Insufficienza renale e mononucleosi

Insufficienza renale e mononucleosi

Non è raro rilevare una relazione diretta tra insufficienza renale e mononucleosi, di fatto l’interessamento renale nel corso di questa infezione virale costituisce un evento relativamente frequente, determinando generalmente una lieve alterazione del sedimento urinario, sono invece meno frequenti episodi più severi riconducibili al quadro clinico dell’insufficienza renale acuta. Tra le comuni manifestazioni che possono coinvolgere il fegato in caso di infezione da virus Epstein-Barr si registrano dei livelli alti di transaminasi, talvolta poi il soggetto colpito da mononucleosi può risentire dell’ingrossamento del fegato, il fegato può presentare poi infiltrati degli spazi portali che determinano alterazioni del parenchima epatico fonte spesso di piccoli infarti parcellari. Una conseguenza percentualmente elevata è rappresentata dall’insorgenza della splenomegalia, ovvero un aumento di volume patologico della milza, a cui può associarsi una modesta epatomegalia, un aumento del volume del fegato.

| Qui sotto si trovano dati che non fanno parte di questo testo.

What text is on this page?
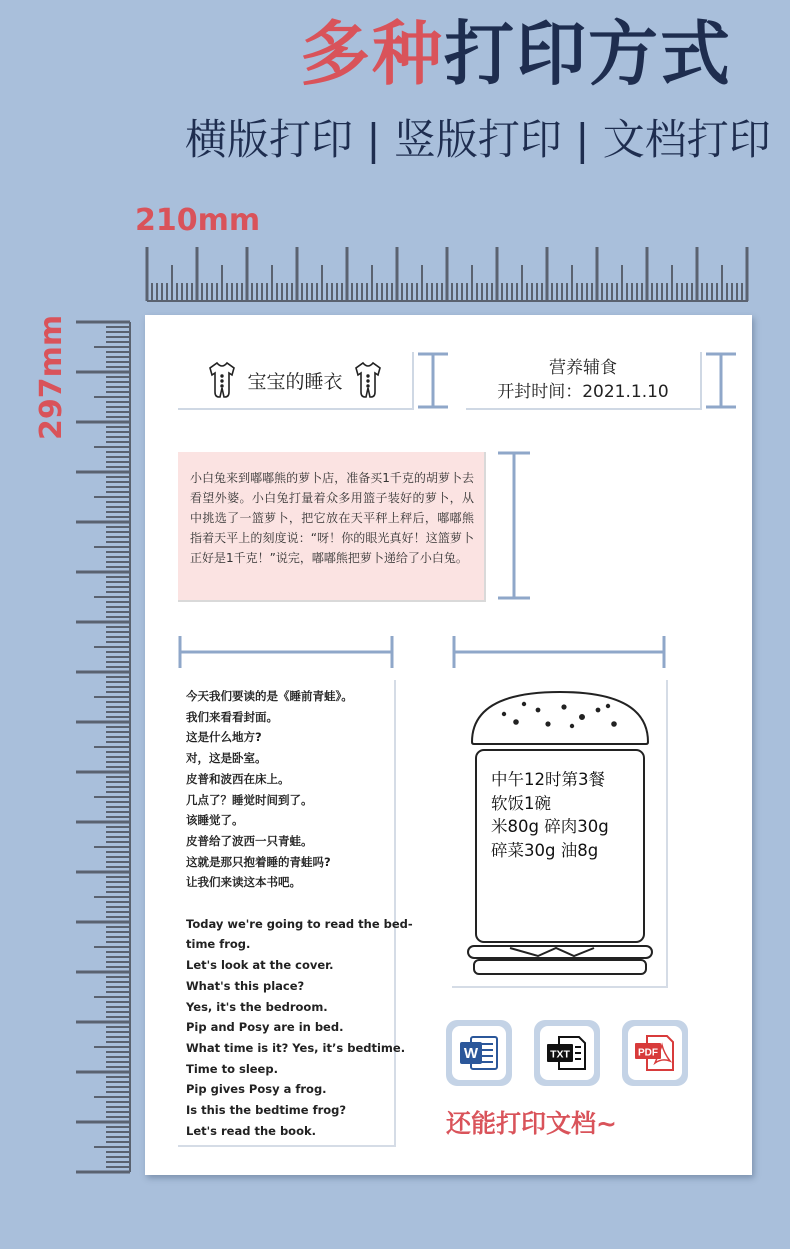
多种打印方式
横版打印 | 竖版打印 | 文档打印
210mm
297mm	宝宝的睡衣
营养辅食
开封时间：2021.1.10

小白兔来到嘟嘟熊的萝卜店，准备买1千克的胡萝卜去看望外婆。小白兔打量着众多用篮子装好的萝卜，从中挑选了一篮萝卜，把它放在天平秤上秤后，嘟嘟熊指着天平上的刻度说：“呀！你的眼光真好！这篮萝卜正好是1千克！”说完，嘟嘟熊把萝卜递给了小白兔。

今天我们要读的是《睡前青蛙》。
我们来看看封面。
这是什么地方?
对，这是卧室。
皮普和波西在床上。
几点了？睡觉时间到了。
该睡觉了。
皮普给了波西一只青蛙。
这就是那只抱着睡的青蛙吗?
让我们来读这本书吧。
Today we're going to read the bed-
time frog.
Let's look at the cover.
What's this place?
Yes, it's the bedroom.
Pip and Posy are in bed.
What time is it? Yes, it’s bedtime.
Time to sleep.
Pip gives Posy a frog.
Is this the bedtime frog?
Let's read the book.
中午12时第3餐
软饭1碗
米80g 碎肉30g
碎菜30g 油8g
W	TXT	PDF
还能打印文档~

Tra le altre complicanze a livello epatico connesse con l’infezione virale veicolata dall’Epstein-Barr possono registrarsi seppur raramente casi di itterizia.  

Le possibili alterazioni

insufficienza renale e mononucleosi

insufficienza renale e mononucleosi

In caso di insufficienza renale provocata dal virus Epstein-Barr provoca un’alterazione della funzionalità dei reni i quali non riescono più a regolare l’equilibrio idrico e salino, per cui non avviene normalmente l’eliminazione di acidi e scorie dall’organismo come anche la stessa produzione degli ormoni. In genere si registra una lieve riduzione delle capacità del rene di poter compiere regolarmente le proprie funzioni escretoria ed endocrina. L’insufficienza renale acuta viene determinata, indipendentemente dalla causa scatenante, da un improvviso e rapido deterioramento della funzione renale che provoca nel soggetto delle manifestazioni tipiche caratterizzate principalmente da una riduzione nella produzione della quantità di urine, dalla ritenzione di prodotti di scarto  e da un alterato equilibrio acido-base; mentre per quanto riguarda i fattori eziologici la condizione patologica può essere scatenata non solo da infezioni virali, ma anche da una situazione di grave disidratazione dell’organismo, sono talvolta implicati alcuni farmaci.